Dopo diciotto anni di indottrinamento pieno di odio, danno a quel bambino un’uniforme e un’arma e lo mandano a “difendere il suo Paese e i diritti che Dio gli ha dato”, e possiamo vedere i risultati ogni giorno mentre i palestinesi vengono uccisi, tagliati come giovani rami e lasciato morire. Non importa che, secondo le stesse scritture a cui i sionisti amano fare riferimento, le azioni intraprese dallo Stato di Israele contro i palestinesi sono un abominio e violano l’essenza stessa del giudaismo.
Un bilancio di vittime allarmante
Con l’avvicinarsi del Ramadan quest’anno, era prevedibile che Israele avrebbe versato sangue palestinese. Non si trattava di “se” ma di “quanti”. Ogni giorno nelle ultime settimane sentiamo parlare di un numero sempre maggiore di giovani palestinesi uccisi, feriti e detenuti, e il peggio deve ancora venire. La domanda, quando si tratta della Palestina, è quanti altri saranno uccisi prima che venga intrapresa un’azione per fermare Israele? Lasciato a se stesso, Israele continuerà sulla via della violenza e della distruzione fino a quando Al-Aqsa non verrà bruciata e al suo posto verrà eretto un cosiddetto tempio ebraico. Con il bilancio delle vittime già allarmante, quale tributo richiederà ancora la sete di sangue israeliana?
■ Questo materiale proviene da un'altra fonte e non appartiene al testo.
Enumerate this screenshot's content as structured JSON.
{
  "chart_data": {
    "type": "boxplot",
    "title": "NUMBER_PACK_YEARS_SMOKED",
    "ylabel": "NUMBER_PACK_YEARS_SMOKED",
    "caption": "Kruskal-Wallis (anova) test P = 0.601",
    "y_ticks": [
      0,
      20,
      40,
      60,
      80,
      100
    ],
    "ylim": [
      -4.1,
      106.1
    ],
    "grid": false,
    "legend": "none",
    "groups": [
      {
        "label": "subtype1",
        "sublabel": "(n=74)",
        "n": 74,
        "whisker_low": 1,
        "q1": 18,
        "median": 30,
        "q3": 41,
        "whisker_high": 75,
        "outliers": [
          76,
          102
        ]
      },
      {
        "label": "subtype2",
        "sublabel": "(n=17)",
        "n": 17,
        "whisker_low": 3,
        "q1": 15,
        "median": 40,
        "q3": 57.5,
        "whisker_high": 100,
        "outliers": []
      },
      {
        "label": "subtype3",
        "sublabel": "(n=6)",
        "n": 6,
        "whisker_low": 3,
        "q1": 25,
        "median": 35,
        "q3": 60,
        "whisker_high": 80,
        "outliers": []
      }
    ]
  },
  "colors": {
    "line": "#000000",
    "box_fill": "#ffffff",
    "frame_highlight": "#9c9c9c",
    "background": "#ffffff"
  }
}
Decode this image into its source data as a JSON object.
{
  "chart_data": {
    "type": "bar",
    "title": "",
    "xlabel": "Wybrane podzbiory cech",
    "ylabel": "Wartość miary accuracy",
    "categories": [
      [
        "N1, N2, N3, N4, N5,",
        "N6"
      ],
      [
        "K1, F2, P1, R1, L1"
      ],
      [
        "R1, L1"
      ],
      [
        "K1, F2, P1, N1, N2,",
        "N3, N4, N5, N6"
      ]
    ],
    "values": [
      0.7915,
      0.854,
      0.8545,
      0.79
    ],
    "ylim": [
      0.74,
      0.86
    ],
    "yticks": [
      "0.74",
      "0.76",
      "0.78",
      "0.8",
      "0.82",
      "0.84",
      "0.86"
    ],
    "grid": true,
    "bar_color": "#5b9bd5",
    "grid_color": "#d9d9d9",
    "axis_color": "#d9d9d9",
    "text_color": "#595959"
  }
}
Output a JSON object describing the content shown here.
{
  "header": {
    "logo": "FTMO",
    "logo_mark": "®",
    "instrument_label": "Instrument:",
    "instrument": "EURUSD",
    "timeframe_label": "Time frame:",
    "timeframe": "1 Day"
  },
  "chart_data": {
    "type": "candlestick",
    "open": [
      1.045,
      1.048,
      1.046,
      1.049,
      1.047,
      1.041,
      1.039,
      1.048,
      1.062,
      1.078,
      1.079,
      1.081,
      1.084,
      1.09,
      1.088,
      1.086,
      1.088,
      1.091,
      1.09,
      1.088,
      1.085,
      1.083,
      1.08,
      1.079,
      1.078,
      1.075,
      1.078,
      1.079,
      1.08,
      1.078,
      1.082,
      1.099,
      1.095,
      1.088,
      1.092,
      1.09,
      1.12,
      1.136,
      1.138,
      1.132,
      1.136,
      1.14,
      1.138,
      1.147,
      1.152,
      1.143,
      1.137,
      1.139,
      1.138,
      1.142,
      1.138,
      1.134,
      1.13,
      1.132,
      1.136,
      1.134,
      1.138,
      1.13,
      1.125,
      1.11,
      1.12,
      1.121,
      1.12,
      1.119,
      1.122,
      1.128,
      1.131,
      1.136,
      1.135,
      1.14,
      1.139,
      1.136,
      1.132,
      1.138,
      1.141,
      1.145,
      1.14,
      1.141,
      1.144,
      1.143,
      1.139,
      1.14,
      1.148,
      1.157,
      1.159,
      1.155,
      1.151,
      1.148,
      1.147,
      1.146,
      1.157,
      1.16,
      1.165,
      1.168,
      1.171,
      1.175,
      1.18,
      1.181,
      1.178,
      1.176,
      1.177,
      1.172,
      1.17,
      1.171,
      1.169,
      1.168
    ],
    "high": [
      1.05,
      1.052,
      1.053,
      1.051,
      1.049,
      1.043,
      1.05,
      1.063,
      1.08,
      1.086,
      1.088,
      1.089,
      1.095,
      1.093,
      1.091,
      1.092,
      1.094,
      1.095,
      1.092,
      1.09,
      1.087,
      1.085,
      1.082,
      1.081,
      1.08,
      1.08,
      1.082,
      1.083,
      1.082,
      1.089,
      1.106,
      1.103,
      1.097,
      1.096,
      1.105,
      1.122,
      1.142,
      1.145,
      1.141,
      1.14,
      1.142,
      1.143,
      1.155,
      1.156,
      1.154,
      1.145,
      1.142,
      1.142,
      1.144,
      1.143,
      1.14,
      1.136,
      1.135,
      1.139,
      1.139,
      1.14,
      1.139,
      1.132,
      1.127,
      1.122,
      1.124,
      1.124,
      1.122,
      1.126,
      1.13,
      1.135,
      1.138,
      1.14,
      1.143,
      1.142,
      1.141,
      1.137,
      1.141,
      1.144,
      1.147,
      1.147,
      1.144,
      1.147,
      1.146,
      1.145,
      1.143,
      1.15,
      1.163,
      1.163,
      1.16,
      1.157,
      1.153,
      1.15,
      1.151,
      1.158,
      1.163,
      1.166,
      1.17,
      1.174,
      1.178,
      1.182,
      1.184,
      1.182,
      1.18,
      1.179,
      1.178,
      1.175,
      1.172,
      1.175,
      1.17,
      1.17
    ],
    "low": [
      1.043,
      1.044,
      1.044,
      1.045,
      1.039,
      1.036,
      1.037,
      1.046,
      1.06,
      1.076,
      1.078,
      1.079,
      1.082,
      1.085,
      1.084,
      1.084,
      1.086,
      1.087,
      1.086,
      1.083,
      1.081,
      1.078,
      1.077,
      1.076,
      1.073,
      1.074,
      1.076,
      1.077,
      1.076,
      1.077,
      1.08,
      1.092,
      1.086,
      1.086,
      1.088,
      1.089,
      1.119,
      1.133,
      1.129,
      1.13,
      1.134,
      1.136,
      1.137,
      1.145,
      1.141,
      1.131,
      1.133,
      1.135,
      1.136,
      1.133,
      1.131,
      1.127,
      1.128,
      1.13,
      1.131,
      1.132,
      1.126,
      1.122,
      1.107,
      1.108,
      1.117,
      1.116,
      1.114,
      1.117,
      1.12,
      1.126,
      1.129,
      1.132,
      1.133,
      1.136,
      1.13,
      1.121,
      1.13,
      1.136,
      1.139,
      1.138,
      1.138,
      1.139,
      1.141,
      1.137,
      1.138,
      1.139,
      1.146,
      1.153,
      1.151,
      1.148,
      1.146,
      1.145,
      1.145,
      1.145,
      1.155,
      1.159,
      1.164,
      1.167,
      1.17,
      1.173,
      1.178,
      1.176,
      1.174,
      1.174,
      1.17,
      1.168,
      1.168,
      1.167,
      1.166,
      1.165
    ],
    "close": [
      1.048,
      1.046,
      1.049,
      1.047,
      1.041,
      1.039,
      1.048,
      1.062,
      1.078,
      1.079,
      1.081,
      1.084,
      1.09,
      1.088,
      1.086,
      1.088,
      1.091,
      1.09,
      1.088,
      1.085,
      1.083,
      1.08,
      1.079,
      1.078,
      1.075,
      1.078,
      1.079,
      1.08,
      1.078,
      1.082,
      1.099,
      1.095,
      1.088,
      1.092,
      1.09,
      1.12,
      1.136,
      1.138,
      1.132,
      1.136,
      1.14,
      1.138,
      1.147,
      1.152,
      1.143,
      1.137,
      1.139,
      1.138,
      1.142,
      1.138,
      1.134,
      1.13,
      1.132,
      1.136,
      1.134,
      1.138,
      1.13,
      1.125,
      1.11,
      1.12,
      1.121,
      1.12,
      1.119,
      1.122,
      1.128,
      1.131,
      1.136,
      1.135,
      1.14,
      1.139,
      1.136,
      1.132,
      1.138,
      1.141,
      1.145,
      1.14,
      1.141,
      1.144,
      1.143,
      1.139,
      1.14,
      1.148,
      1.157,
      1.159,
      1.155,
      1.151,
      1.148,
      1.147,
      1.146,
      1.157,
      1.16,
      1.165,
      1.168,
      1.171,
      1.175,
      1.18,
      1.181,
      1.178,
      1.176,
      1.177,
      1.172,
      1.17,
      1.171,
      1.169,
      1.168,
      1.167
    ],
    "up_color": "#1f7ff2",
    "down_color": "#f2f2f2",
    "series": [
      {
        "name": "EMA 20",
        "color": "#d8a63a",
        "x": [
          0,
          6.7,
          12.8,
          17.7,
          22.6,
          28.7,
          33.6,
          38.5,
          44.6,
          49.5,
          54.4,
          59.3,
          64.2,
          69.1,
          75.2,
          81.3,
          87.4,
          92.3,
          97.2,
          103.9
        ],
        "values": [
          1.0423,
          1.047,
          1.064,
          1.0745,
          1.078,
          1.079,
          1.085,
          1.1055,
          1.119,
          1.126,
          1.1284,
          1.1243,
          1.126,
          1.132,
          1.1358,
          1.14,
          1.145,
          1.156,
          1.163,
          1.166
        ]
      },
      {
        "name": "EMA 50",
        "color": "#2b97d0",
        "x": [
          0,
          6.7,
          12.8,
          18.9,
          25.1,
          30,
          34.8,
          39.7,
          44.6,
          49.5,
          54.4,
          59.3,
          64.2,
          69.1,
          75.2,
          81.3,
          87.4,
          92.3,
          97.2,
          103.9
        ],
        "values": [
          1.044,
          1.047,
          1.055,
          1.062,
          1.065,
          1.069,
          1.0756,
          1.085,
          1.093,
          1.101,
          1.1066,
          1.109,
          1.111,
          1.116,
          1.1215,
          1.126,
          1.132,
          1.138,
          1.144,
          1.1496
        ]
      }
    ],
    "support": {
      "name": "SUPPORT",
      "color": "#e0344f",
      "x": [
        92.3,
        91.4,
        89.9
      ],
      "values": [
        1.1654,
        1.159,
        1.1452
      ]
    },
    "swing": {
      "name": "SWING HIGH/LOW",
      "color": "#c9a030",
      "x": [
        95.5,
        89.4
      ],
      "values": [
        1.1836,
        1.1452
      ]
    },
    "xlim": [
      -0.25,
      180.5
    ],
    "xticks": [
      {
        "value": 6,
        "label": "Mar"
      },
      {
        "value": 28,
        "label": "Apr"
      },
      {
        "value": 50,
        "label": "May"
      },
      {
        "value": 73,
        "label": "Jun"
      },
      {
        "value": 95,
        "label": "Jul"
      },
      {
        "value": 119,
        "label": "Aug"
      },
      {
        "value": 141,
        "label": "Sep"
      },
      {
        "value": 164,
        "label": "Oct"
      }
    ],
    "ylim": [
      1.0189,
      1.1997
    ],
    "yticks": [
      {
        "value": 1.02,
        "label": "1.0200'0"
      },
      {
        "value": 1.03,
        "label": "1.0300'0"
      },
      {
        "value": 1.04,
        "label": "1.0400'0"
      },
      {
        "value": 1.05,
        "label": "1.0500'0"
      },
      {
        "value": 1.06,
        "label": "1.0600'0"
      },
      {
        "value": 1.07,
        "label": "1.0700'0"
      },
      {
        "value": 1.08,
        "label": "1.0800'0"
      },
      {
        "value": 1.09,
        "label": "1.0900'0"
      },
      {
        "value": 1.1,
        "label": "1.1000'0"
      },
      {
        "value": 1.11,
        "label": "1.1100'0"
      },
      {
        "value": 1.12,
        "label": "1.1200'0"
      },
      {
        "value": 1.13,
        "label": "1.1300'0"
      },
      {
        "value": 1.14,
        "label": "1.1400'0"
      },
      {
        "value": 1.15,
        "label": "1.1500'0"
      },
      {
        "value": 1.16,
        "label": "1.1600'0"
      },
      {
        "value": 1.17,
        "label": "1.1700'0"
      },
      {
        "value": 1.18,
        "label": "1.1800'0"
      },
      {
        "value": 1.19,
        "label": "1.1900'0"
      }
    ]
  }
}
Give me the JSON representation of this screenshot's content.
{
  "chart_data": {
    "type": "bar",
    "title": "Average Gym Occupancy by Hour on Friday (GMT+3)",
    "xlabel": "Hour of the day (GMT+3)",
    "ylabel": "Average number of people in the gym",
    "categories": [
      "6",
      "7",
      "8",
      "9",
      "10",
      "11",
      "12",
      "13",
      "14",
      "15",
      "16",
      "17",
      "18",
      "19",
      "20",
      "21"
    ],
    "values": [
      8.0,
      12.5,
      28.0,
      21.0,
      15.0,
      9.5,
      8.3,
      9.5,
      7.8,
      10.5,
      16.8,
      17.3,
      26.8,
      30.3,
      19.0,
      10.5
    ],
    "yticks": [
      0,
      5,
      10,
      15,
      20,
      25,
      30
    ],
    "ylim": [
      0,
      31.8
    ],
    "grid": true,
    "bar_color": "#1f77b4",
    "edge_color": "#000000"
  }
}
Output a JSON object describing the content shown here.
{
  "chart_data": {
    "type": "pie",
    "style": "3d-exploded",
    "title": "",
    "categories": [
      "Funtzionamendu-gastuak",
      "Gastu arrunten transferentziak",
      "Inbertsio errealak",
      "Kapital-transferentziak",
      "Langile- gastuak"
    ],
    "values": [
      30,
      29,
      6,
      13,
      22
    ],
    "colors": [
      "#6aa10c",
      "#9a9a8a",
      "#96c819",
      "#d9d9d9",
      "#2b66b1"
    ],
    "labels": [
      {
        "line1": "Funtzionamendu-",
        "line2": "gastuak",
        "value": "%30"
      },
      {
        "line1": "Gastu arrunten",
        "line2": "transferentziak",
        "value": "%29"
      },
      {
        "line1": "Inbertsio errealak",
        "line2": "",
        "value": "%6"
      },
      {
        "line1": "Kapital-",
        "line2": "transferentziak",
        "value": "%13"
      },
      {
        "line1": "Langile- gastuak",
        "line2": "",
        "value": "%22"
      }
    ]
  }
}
Miko Peled è uno scrittore e attivista per i diritti umani, nato a Gerusalemme. È autore di “The General’s Son. Journey of an Israeli in Palestine” (Il figlio del generale. Viaggio di un israeliano in Palestina) e “Injustice, the Story of the Holy Land Foundation Five” (Ingiustizia, Storia dei Cinque Della Fondazione Terra Santa).